Although Billy Huckle was a bachelor, he apparently had an eye for the ladies. He attended the schoolhouse dances and on one occasion asked Kathleen Philpott to dance with him. The dance was a lively one known as “Strip the Willow”. It involved swinging one’s partner, and during the dance Kathleen, a strong girl, not only swung Mr. Huckle but actually threw him onto the floor. Later, when her mother said, “Kathleen, you really shouldn’t have done that to Mr. Huckle”, Kathleen replied, “You should have seen what he was trying to do to me”. As a bachelor, he had always cooked for himself and had worked in a candy store where he had learned to make candy.

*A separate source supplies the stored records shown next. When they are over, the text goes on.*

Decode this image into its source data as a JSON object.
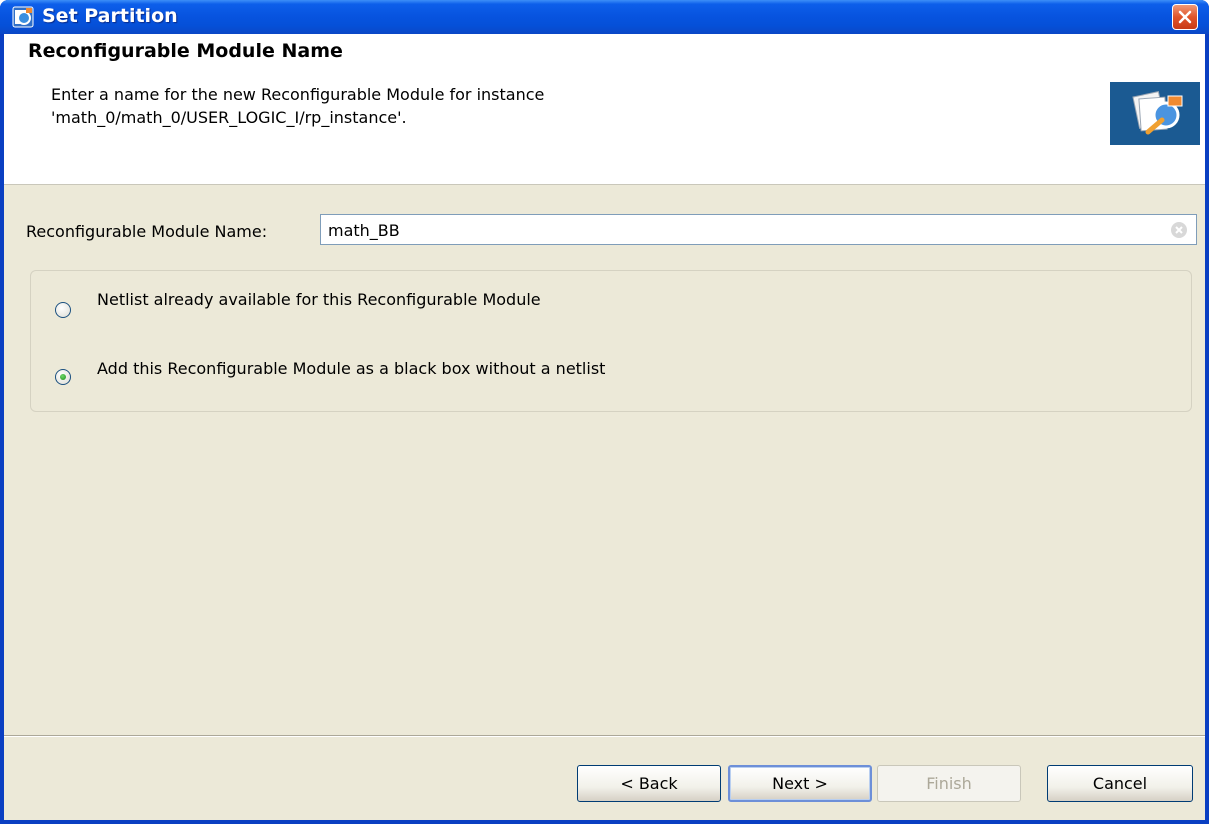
{
  "window": {
    "title": "Set Partition",
    "accent_color": "#0a4fd4",
    "close_icon": "close-icon"
  },
  "header": {
    "title": "Reconfigurable Module Name",
    "description_line1": "Enter a name for the new Reconfigurable Module for instance",
    "description_line2": "'math_0/math_0/USER_LOGIC_I/rp_instance'.",
    "icon": "wizard-banner-icon"
  },
  "form": {
    "name_label": "Reconfigurable Module Name:",
    "name_value": "math_BB",
    "clear_icon": "clear-icon"
  },
  "options": [
    {
      "label": "Netlist already available for this Reconfigurable Module",
      "selected": false
    },
    {
      "label": "Add this Reconfigurable Module as a black box without a netlist",
      "selected": true
    }
  ],
  "buttons": {
    "back": "< Back",
    "next": "Next >",
    "finish": "Finish",
    "cancel": "Cancel"
  }
}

It was a standing joke amongst the girls that Mr. Huckle frequently asked one of them to come to his cabin so that he could teach them to make candy.

When Mr. Huckle was an old man, he sold his property and moved to Kelowna where he worked as a security guard at the Rutland Sawmill where Mara Lumber is today. Perhaps he was not used to the town traffic and still behaved as he had in Joe Rich. On December 20, 1945 while at his work, he walked out into the road and was struck and killed by a car. He was 67 years of age.

After his death, Huckle’s property was sold to the Highs who sold it to Jim Weddell. Jim logged it and ranged cattle there, but when the government gave up helping with fencing, he sold it to Elwyn Cross.